Нагнувшись к черному брикету диктофона, Павел пытался рассмотреть вращает он пленку или сачкует. Диктофон был маленький, пленка еще меньше, и больше казалось, что она не движется, чем движется.
Переведя взгляд на притопленную кнопку «Rec», Павел тихо произнес:
— Криминалистическая экспертиза обнаружила на подоконнике кухни, из которой был выброшен… выпал Волобуев, ваши отпечатки пальцев. Точнее, отпечатки и пальцев, и ладоней. Вы стояли, опершись на подоконник, и смотрели вниз. Что вы об этом скажете?
— Я-a?.. Стоя-ал?..
— Да, отпечатки могли быть такими только в том случае, если окно открыто. Значит, вы как минимум были свидетелем преступления.
— Я… я…
— Куда вы дели вашу куртку?
— Как…кую куртку?
— Коричневую. Из крэка.
— Она это… Она порвалась. Я ее… выбросил…
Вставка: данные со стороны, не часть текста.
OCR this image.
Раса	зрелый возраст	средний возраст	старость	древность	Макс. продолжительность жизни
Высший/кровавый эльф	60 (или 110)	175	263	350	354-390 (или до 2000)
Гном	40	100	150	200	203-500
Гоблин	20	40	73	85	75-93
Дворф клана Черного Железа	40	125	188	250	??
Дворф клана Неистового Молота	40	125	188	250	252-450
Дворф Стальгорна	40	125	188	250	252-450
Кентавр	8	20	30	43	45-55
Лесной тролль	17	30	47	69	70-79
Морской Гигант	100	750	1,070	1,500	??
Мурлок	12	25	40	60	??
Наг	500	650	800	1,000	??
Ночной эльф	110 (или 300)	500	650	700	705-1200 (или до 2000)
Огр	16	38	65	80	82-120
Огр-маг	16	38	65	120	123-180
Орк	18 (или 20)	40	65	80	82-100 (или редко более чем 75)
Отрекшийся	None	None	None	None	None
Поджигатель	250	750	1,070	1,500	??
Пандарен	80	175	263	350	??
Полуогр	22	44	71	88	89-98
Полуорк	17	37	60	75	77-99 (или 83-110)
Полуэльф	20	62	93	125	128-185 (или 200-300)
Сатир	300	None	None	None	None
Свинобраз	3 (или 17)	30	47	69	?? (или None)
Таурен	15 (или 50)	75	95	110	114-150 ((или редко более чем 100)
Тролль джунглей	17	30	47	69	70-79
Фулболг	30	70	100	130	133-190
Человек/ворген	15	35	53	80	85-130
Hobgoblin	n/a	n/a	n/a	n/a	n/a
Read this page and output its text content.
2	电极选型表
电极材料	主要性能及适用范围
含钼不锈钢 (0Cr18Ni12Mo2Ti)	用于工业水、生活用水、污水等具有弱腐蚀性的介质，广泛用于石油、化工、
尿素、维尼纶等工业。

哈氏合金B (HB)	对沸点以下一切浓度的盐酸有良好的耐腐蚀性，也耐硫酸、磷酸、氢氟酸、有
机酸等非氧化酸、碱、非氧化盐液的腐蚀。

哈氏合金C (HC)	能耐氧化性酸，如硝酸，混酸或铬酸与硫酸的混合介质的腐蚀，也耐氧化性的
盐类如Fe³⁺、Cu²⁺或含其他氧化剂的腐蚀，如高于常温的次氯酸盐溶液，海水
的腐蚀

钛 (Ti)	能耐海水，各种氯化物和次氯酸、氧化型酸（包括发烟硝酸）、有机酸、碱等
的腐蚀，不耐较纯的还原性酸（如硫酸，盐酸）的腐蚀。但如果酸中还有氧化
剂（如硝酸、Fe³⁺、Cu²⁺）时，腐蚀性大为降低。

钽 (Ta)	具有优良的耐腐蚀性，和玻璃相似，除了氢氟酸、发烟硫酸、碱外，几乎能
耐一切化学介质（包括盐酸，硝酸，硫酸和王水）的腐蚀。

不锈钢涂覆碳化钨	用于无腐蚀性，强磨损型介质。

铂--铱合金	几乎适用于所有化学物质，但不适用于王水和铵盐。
— Как видите, зря. У нас хватает улик и без куртки…
— А при чем здесь куртка?
— Я же сказал в самом начале разговора, свидетель запомнила вас именно по куртке. А на вашем сообщнике была черная куртка из так называемой вареной кожи…
— Какой-какой?! — наклонился к столу следователя Андрей и положил ладони на его край.
— Вареной…
— Тогда… тогда я знаю точно, кто убил Вовку! — уверенно произнес он.
На его лысине уже почему-то не лежали капли испарины. А смоляные глаза стали тверже гранита.
— И кто же? — откинувшись на спинку стула, спросил Павел.
Ему до того надоел допрос, что он уже завидовал людям молчаливых профессий — сторожам, геологам, художникам. Им можно вообще не говорить годами, и от этого результаты их труда не стали бы хуже. А если сторож, к примеру, засек грабителя? Далекий молчаливый сторож вдруг стал так близок Павлу, что он даже представил решимость, с какой он хватается за ружье. Ему самому сейчас не хватало именно этой решимости.
— Ну, так кто же убил Волобуева? — тронул он щеку тыльной стороной ладони.
Зуб затихал. Наверное, ему становился неинтересен разговор. Возможно, зуб чувствовал, что Андрей Малько врет. В безвыходных ситуациях подследственные чаще всего врут, чтобы отыскать хоть какую-то лазейку к спасению.
— Я должен еще кое-что узнать, — спокойно ответил Андрей.
— Каким образом?
— Вы меня не отпустите? Всего на день…
— Вы смеетесь?
— Значит, не отпустите?
— Конечно, нет.
— Тогда… тогда мне нужно все обдумать, прежде чем назвать убийцу… Точнее, убийц…
— Это будет неплохо. Лучше если убийц, — раздраженно бросил Павел и нажал кнопку под плахой стола.
Под скрип двери комнату наполнил запах едкого сапожного крема.